Pyongyang’s dolphinarium remains in my conscious mind far more often than it probably should, partly because I have never been to another dolphinarium but also it seems an appropriate icon for the changing times in the DPRK. North Korea is often in the spotlight for it’s development far more than historically any other Soviet communist country has been.
This year Kim Jong Un has no doubt been aware the worlds eyes are upon him as he must decide what first steps his Korea will take. Now it is easy to overlook the significance of facilities and luxuries, when compared to ominous monuments such as the impressive Juche Tower and Monument to Party Foundation. However these facilities play an equally vital role in the morale of the masses. People from all over the country stand in awe at the feats their flag city of Pyongyang has achieved.
Some people may question the decision to build a 30 mile saltwater pipeline into Pyongyang for the dolphinarium and the appearance of a new amusement park as a direction for infrastructural growth, but doing so would be to under-complicate the way change works.

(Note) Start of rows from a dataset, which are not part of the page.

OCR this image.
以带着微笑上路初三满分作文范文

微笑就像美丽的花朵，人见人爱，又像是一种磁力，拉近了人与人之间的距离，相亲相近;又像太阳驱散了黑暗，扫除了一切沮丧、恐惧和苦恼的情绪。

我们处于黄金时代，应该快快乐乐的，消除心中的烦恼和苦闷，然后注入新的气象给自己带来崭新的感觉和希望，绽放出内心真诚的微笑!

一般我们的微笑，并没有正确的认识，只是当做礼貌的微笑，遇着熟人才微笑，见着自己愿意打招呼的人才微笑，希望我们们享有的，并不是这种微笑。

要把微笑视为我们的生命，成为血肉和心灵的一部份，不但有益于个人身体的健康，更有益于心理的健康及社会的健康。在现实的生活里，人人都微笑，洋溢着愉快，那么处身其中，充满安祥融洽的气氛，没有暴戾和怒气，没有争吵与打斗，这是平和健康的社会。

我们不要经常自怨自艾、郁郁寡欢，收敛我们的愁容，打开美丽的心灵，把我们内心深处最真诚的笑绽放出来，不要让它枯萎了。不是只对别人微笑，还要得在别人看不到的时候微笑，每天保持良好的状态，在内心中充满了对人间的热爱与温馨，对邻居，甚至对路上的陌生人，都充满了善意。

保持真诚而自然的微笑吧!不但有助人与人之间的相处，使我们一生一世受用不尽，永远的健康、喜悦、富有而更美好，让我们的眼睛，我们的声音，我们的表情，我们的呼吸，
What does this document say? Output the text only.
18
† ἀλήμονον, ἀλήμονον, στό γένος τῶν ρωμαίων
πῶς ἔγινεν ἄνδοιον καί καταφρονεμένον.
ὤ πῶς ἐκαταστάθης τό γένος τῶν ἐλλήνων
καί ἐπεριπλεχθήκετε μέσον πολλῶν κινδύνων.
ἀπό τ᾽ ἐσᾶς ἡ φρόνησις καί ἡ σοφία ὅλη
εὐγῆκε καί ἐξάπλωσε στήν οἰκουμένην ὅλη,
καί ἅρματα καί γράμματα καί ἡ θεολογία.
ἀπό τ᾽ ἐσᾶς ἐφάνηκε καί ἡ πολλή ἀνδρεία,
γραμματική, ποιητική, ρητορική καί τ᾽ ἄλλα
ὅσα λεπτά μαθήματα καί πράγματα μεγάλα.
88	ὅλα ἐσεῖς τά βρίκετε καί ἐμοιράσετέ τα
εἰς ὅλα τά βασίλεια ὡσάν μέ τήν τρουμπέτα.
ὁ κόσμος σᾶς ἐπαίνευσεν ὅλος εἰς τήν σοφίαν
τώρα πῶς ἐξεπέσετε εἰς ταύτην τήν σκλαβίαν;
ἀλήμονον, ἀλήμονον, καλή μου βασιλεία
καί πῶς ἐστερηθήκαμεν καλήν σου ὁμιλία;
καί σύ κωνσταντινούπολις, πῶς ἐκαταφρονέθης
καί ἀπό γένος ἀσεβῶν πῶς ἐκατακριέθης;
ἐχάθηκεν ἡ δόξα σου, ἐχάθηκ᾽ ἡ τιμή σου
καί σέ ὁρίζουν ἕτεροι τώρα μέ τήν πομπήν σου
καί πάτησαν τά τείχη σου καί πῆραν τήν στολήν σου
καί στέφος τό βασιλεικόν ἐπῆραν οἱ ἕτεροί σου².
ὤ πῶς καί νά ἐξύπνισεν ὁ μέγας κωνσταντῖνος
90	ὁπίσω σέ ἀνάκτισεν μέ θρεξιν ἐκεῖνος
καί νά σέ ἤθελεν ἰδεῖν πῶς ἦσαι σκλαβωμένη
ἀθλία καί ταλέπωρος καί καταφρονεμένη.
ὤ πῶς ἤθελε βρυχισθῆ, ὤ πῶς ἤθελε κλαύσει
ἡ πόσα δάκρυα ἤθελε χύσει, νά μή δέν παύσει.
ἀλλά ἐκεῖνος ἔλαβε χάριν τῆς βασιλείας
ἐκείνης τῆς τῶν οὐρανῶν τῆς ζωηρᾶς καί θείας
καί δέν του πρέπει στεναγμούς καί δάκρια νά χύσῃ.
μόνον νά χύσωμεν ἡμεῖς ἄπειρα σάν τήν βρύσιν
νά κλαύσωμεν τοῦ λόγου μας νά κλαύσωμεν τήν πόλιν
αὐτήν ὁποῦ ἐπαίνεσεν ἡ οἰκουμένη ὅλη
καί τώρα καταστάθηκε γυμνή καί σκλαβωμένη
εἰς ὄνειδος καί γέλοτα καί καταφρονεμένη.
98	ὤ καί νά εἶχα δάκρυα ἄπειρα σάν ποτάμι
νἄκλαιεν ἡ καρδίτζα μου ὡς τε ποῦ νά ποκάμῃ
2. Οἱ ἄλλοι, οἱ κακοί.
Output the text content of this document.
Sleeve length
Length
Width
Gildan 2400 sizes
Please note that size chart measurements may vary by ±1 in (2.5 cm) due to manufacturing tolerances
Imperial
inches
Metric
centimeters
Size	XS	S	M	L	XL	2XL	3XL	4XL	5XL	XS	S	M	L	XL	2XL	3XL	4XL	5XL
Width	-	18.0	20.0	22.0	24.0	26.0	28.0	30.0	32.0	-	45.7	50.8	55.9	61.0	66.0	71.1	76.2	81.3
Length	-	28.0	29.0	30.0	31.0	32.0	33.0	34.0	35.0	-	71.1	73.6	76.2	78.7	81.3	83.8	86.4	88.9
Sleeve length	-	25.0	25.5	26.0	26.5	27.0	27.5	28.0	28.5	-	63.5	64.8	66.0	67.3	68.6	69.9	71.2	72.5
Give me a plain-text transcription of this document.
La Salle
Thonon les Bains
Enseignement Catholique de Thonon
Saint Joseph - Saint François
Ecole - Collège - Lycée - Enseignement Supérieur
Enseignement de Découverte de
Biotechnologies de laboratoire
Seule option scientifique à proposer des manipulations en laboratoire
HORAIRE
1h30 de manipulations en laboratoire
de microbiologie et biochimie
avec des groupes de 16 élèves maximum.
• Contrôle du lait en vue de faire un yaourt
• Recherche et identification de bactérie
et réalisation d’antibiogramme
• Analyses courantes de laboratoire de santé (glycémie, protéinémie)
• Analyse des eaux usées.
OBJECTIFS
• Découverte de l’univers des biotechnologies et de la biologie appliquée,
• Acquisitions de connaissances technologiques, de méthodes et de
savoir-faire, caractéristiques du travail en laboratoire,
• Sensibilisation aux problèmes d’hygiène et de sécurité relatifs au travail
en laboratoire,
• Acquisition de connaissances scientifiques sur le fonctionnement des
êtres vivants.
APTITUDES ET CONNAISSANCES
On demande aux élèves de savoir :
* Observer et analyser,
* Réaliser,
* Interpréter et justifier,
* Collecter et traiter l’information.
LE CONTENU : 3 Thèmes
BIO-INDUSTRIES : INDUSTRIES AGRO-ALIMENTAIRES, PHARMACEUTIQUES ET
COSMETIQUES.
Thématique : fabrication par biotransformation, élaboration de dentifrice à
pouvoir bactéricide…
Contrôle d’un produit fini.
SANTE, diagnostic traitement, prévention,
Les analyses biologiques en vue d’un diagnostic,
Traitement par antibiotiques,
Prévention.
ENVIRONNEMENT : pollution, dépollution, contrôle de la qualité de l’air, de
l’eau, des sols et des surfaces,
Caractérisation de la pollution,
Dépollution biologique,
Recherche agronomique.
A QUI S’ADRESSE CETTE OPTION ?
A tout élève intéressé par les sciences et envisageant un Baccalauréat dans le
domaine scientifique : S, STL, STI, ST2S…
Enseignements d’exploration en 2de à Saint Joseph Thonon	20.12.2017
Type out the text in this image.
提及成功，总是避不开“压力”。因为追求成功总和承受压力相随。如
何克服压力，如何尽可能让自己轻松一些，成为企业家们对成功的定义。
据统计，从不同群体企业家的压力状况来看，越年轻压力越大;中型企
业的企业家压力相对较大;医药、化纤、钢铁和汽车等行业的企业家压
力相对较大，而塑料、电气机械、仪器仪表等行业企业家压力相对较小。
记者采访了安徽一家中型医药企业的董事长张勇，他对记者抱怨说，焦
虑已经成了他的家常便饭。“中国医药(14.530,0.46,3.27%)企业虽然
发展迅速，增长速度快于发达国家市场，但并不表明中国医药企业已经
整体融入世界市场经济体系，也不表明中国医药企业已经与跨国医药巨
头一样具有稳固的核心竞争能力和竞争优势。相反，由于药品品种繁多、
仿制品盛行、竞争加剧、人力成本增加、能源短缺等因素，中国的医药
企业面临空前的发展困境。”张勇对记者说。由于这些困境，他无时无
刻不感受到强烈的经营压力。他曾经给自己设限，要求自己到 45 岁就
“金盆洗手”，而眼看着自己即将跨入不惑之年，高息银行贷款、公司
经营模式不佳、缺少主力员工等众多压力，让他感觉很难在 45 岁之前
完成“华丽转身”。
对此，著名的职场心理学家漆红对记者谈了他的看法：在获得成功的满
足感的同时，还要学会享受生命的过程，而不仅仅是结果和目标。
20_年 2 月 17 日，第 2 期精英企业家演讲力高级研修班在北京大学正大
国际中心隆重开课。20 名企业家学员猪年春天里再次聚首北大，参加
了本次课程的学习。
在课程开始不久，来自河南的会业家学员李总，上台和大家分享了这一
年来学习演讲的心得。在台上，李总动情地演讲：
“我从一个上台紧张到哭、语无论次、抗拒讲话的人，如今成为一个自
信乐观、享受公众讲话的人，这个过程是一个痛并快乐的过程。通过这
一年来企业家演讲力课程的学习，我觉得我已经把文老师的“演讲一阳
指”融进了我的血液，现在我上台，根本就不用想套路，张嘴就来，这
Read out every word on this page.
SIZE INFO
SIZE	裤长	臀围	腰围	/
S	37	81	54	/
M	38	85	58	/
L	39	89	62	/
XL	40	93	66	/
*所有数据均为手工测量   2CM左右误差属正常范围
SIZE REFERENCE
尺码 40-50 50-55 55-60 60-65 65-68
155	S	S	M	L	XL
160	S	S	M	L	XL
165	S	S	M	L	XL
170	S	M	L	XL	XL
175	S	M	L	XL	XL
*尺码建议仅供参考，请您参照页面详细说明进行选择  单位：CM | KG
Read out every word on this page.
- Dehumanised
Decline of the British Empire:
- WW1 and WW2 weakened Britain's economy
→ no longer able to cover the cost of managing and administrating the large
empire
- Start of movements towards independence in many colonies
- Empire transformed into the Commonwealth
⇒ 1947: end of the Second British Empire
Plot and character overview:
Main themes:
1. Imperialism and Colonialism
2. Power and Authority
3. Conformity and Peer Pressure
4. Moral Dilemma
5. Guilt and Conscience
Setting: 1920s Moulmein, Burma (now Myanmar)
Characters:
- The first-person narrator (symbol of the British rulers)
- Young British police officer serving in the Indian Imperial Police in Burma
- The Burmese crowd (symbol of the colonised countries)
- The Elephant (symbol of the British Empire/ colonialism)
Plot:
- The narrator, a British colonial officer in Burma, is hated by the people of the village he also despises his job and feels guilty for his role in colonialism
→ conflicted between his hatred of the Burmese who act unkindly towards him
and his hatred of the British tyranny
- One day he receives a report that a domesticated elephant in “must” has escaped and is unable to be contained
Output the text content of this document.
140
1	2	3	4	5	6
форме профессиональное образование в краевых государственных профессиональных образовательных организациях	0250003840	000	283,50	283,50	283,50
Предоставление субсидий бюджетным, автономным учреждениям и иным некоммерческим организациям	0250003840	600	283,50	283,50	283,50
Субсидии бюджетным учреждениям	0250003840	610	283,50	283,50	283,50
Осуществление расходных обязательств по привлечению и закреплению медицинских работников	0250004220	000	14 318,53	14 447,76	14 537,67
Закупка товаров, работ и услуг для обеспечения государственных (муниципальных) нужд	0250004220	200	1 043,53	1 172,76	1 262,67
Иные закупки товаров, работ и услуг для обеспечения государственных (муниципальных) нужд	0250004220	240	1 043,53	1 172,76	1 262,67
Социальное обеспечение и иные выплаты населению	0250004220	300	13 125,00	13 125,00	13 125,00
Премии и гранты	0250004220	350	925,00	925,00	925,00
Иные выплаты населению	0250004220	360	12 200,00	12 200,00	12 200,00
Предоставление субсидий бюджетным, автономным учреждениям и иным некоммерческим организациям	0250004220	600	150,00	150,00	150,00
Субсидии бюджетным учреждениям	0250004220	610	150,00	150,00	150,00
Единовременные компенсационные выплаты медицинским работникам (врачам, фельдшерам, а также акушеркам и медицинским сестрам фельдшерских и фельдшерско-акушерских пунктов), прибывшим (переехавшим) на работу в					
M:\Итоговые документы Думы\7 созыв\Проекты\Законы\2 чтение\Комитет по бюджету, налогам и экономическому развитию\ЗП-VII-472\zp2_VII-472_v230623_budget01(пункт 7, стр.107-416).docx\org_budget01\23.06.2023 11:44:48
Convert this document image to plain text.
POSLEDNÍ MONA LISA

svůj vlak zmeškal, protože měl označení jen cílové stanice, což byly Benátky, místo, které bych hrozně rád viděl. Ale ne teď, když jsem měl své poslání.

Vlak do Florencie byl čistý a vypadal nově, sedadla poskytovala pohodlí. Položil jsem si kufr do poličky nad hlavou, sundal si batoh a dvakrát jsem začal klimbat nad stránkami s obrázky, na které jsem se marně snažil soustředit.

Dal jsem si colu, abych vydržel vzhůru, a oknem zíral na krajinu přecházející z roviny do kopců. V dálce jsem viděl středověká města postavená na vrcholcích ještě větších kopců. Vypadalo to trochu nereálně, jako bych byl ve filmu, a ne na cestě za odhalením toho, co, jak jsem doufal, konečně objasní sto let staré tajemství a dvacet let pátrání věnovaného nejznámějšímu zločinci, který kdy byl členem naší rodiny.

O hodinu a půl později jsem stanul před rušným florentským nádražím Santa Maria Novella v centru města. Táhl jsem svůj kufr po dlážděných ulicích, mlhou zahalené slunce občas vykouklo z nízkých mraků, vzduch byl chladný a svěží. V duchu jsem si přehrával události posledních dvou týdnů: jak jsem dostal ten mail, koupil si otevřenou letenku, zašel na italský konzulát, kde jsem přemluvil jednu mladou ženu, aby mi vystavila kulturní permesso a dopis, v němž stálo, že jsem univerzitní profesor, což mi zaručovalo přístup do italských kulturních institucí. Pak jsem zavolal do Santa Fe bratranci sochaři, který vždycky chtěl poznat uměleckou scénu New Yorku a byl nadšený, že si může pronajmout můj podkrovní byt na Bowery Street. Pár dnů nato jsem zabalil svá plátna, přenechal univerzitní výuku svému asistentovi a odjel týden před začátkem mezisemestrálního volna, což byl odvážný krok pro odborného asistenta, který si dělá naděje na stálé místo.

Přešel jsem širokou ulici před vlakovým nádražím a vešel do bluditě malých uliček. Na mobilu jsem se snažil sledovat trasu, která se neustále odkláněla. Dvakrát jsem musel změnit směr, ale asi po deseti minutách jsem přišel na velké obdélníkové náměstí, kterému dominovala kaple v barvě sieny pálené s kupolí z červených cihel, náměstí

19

Being the most totalitarian Communist society in the world means you have a lot to prove to the world and this can be done in numerous ways. Typically military might is a key characteristic of Communism, but such changes in Pyongyang are leading to the focus being on the internal development of DPRK, facilitating the daily life’s of those Koreans touched by current economic growth.
In the spirit of the reunification of Korea, a higher focus in non-military development is surely a step closer to this goal. There are numerous more subtle changes that go unnoticed in the way things work and as long as people focus on grand gestures they will fail to notice the smaller complexities such as compulsory education raising an extra year and women riding bicycles in Pyongyang.
Needless to say, as the dolphinarium continues to drift into my thoughts, the biggest question still remains. Where do the dolphins in Pyongyang come from??